Welche Nischen funktionieren am besten in Österreich?

Lokale Lebensmittel und Nachhaltigkeit, Heimarbeit und Home Office, Eltern mit Kindern in Österreich, Reisen innerhalb Österreichs und finanzielle Unabhängigkeit für junge Erwachsene. Diese Nischen haben die höchste Engagement-Rate und die meisten Kooperationsangebote von österreichischen Marken. Es geht nicht darum, global zu denken - sondern lokal zu wirken.

Wie finde ich Marken, die mit mir zusammenarbeiten wollen?

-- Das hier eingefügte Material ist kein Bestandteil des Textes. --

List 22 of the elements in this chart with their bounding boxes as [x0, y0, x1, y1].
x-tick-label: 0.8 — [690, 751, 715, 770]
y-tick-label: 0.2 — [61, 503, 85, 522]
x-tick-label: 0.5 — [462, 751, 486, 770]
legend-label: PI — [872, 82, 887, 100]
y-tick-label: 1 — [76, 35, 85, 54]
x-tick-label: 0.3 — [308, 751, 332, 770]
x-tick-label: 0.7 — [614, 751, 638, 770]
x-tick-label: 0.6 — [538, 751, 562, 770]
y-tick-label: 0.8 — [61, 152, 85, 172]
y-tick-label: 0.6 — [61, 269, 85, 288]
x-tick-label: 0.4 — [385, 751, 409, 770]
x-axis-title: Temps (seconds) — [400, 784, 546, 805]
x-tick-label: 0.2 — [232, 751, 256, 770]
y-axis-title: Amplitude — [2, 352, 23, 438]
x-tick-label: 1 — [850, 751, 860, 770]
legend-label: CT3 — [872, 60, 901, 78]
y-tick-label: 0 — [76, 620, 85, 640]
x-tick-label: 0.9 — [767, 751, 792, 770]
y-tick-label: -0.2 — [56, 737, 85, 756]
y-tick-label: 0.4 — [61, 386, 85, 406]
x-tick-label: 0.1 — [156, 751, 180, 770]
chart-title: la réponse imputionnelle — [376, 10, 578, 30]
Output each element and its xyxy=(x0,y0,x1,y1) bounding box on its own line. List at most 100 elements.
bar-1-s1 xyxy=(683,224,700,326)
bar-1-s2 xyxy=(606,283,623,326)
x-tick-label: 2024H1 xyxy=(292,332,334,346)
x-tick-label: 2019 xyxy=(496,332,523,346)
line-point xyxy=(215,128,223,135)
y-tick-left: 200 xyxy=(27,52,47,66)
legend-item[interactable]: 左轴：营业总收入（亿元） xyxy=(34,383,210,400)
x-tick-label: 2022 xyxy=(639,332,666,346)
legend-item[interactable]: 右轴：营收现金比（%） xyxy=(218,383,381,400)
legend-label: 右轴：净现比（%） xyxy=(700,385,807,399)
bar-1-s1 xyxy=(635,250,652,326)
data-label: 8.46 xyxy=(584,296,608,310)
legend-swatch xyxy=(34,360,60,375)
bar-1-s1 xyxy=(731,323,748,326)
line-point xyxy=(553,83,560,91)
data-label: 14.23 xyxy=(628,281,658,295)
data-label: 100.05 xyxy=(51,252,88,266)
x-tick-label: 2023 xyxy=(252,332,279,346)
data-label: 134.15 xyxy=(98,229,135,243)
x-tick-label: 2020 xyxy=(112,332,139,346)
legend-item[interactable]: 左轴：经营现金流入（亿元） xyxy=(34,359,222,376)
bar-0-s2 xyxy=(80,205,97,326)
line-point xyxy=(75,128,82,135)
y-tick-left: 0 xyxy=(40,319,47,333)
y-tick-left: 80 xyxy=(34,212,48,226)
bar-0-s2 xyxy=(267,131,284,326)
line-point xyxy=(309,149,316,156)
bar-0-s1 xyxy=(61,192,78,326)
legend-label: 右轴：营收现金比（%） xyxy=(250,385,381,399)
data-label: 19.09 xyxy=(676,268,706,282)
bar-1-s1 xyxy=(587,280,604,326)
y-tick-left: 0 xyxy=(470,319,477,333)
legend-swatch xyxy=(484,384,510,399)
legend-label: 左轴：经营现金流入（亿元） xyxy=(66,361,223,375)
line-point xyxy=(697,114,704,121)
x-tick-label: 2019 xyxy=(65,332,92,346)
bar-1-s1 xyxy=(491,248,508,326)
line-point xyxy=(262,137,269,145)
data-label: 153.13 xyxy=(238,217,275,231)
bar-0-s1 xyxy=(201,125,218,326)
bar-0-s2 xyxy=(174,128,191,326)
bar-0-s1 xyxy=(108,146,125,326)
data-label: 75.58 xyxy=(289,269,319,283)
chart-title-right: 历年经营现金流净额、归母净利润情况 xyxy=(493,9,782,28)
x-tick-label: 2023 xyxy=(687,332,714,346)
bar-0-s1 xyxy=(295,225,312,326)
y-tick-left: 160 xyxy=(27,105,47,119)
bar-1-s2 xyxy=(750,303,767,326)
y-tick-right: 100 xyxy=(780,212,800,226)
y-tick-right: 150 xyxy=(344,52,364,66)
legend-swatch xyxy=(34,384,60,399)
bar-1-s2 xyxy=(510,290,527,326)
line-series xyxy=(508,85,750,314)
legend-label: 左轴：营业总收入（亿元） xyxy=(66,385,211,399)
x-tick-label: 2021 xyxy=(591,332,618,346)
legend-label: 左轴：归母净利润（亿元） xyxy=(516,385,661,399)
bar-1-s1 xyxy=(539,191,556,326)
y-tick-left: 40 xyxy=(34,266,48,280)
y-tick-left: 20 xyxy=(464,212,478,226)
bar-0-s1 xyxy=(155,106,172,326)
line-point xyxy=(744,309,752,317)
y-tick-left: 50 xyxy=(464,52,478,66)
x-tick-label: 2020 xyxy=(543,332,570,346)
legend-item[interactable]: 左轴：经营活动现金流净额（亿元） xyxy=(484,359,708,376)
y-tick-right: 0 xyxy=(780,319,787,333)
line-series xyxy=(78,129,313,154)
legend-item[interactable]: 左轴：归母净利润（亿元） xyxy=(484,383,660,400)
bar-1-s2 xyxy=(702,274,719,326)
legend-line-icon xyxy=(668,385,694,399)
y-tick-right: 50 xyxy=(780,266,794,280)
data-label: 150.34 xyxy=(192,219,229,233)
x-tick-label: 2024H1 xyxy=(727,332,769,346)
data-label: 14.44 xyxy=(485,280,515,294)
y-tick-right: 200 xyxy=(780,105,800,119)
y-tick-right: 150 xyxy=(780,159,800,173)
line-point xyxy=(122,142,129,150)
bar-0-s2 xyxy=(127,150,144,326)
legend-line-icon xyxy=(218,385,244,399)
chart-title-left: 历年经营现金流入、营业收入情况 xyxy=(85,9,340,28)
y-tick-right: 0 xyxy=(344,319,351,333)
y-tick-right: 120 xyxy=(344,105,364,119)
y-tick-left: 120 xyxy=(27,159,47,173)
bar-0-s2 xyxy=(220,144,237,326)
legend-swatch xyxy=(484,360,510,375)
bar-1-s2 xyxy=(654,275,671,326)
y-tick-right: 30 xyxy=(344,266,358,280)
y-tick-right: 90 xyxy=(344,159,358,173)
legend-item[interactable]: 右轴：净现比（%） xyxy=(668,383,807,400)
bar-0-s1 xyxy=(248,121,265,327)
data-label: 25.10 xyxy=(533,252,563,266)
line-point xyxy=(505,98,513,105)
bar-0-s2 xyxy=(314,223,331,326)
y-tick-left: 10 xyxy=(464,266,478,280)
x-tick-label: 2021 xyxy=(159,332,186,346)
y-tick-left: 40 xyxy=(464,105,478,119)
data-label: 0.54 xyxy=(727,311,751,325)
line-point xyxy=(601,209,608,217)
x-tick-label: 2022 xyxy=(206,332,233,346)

Gehe nicht auf Suchen - gehe auf Suchen mit Plan. Erstelle eine Liste von 20 österreichischen Marken, deren Produkte du magst. Schau dir an, mit wem sie schon zusammengearbeitet haben. Dann schreibe eine persönliche Nachricht - nicht massenhaft. Füge ein einfaches Media Kit hinzu: Follower, Engagement, Zielgruppe, Beispiele, Preis. Die meisten Marken antworten innerhalb von 7 Tagen, wenn du klar und professionell bist.

Sollte ich eine Agentur engagieren, um mit Instagram Geld zu verdienen?

Nein - nicht am Anfang. Agenturen nehmen 30-50 % deiner Einnahmen - oft für Dienstleistungen, die du selbst besser kannst: Content planen, Nachrichten schreiben, Rechnungen stellen. Erst wenn du über 5.000 Euro pro Monat verdienst und keine Zeit mehr hast, lohnt sich eine Unterstützung. Bis dahin: Mach es selbst. Du lernst mehr, verdienst mehr und behältst die Kontrolle.